Embrace The Proposed Pension Scheme

By GNA
Embrace The Proposed Pension Scheme
23.03.2018 LISTEN

Cocoa farmers have been urged to get themselves ready and support government's decision to register and provide them with retirement benefits.

They should prepare to participate in the biometric registration exercise which is going to be introduced by the government to gather data to enrol them onto a pension scheme.

Mrs. Margaret Frimpong Ayerakwa, Deputy Ashanti Regional Manager of the Cocoa Health and Extension Division (CHED) of COCOBOD, who made the call said the introduction of the pension scheme was to secure and safeguard the lives of cocoa farmers during an old age.

Mrs Ayerakwa made the call at a farmers' forum organized by CHED for cocoa farmers in the Sekyere South District, at Bepoase.

The forum brought together farmers from various communities to discuss challenges facing them.

It was to create opportunity for them to interact with extension and technical officers to share ideas on new technics and agronomic practices to improve farm management in order to increase crop yield and income.

Mrs. Ayerakwa urged cocoa farmers to see their farms as businesses and always seek technical advice from extension officers, especially in the areas of pollination, pruning and spraying of the cocoa trees in their farms.

This, she said would help increase crop yield per acre, enhance income and improve their socio-economic standards.

She also urged them to join farmer groups and cooperatives to enable them access financial support in their farming activities.

Mr. Samuel Kofi Buah, the Asante Mampong District Cocoa Officer, said more than one million cocoa seedlings have been distributed freely to farmers in the area to plant.

This was to help replaced diseased and aged cocoa trees so as to boost cocoa production in the coming season.

He urged cocoa farmers in the area to cooperate with CHED technical officers in the ongoing rehabilitation program which sought to cut down and replace aged, weak and disease infected cocoa trees in their farms.
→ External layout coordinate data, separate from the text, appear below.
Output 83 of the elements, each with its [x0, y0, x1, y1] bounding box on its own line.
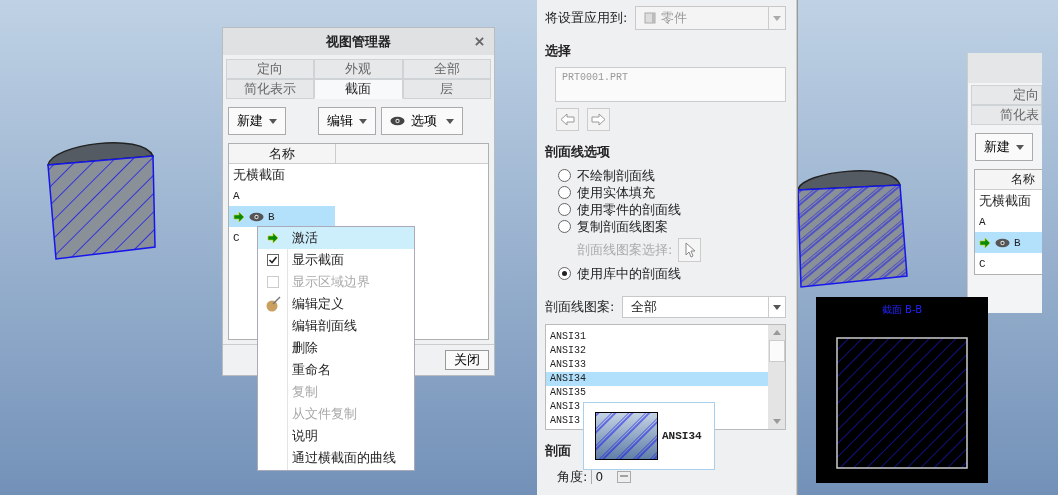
drawing-title: 截面 B-B: [881, 303, 923, 317]
close-icon[interactable]: [475, 37, 484, 46]
radio-button[interactable]: [558, 169, 571, 182]
caret-icon: [359, 118, 367, 124]
caret-icon: [773, 304, 781, 310]
scrollbar[interactable]: [768, 325, 785, 429]
pointer-button[interactable]: [678, 238, 702, 262]
eye-icon: [390, 116, 405, 126]
option-label: 使用库中的剖面线: [577, 264, 681, 283]
list-item[interactable]: ANSI31: [546, 330, 768, 344]
field-label: 将设置应用到:: [545, 9, 628, 27]
row-label: A: [979, 215, 986, 228]
scroll-up-icon[interactable]: [772, 330, 781, 335]
row-label: A: [233, 189, 240, 202]
tab[interactable]: 简化表示: [226, 79, 315, 99]
tab[interactable]: 简化表: [971, 105, 1042, 125]
menu-item[interactable]: 说明: [258, 425, 414, 447]
option-label: 使用零件的剖面线: [577, 200, 681, 219]
list-item[interactable]: ANSI32: [546, 344, 768, 358]
close-button[interactable]: 关闭: [445, 350, 489, 370]
dropdown[interactable]: 全部: [622, 296, 786, 318]
field-label: 剖面线图案:: [545, 298, 615, 316]
dropdown-button[interactable]: 新建: [975, 133, 1033, 161]
menu-item[interactable]: 激活: [258, 227, 414, 249]
field-label: 剖面线图案选择:: [577, 241, 673, 259]
tab[interactable]: 全部: [402, 59, 491, 79]
left-arrow-button[interactable]: [556, 108, 579, 131]
menu-item[interactable]: 显示截面: [258, 249, 414, 271]
row-label: 无横截面: [233, 165, 285, 184]
list-row[interactable]: A: [229, 185, 335, 206]
section-heading: 选择: [545, 42, 572, 60]
menu-item[interactable]: 编辑剖面线: [258, 315, 414, 337]
list-row[interactable]: A: [975, 211, 1042, 232]
radio-button[interactable]: [558, 203, 571, 216]
caret-icon: [269, 118, 277, 124]
row-label: B: [1014, 236, 1021, 249]
tab[interactable]: 定向: [226, 59, 315, 79]
list-row[interactable]: B: [229, 206, 335, 227]
tab[interactable]: 层: [402, 79, 491, 99]
arrow-icon: [267, 232, 279, 244]
list-item[interactable]: ANSI34: [546, 372, 768, 386]
caret-icon: [446, 118, 454, 124]
dialog-title: 视图管理器: [326, 32, 391, 51]
right-arrow-button[interactable]: [587, 108, 610, 131]
list-item[interactable]: ANSI33: [546, 358, 768, 372]
spinner-button[interactable]: [617, 471, 632, 483]
field-label: 角度:: [557, 468, 588, 486]
menu-item[interactable]: 编辑定义: [258, 293, 414, 315]
radio-button[interactable]: [558, 186, 571, 199]
radio-button[interactable]: [558, 220, 571, 233]
dropdown-button[interactable]: 编辑: [318, 107, 376, 135]
column-header: 名称: [1010, 171, 1035, 188]
hatch-preview-drawing: [595, 412, 658, 460]
row-label: C: [979, 257, 986, 270]
menu-item[interactable]: 重命名: [258, 359, 414, 381]
list-row[interactable]: 无横截面: [975, 190, 1042, 211]
tab[interactable]: 截面: [314, 79, 403, 99]
row-label: 无横截面: [979, 191, 1031, 210]
option-label: 不绘制剖面线: [577, 166, 655, 185]
tab[interactable]: 定向: [971, 85, 1042, 105]
section-heading: 剖面: [545, 442, 572, 460]
list-row[interactable]: C: [975, 253, 1042, 274]
list-row[interactable]: B: [975, 232, 1042, 253]
list-item[interactable]: ANSI35: [546, 386, 768, 400]
option-label: 使用实体填充: [577, 183, 655, 202]
cube-icon: [644, 12, 657, 24]
tab[interactable]: 外观: [314, 59, 403, 79]
dropdown-button[interactable]: 新建: [228, 107, 286, 135]
menu-item[interactable]: 通过横截面的曲线: [258, 447, 414, 469]
menu-item[interactable]: 删除: [258, 337, 414, 359]
caret-icon: [1016, 144, 1024, 150]
section-heading: 剖面线选项: [545, 143, 611, 161]
brush-icon: [265, 296, 281, 312]
scroll-down-icon[interactable]: [772, 419, 781, 424]
dropdown-button[interactable]: 选项: [381, 107, 463, 135]
scroll-thumb[interactable]: [768, 340, 785, 362]
caret-icon: [773, 15, 781, 21]
option-label: 复制剖面线图案: [577, 217, 668, 236]
row-label: B: [268, 210, 275, 223]
column-header: 名称: [229, 144, 336, 163]
radio-button[interactable]: [558, 267, 571, 280]
tooltip-text: ANSI34: [662, 430, 702, 442]
list-row[interactable]: 无横截面: [229, 164, 335, 185]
Mr. Michael Tweneboah Mensah, the District Cocoa Quality Control Officer for Sekyere South, urged farmers to ensure proper fermentation and drying of cocoa beans to help maintain the quality of Ghana's cocoa beans on the international market.

Nana Asare Bediako, the Deputy Ashanti Regional Chief Cocoa Farmer, thanked CHED for creating opportunity for the farmers to interact and share ideas with technical officers to improve on their farming practices.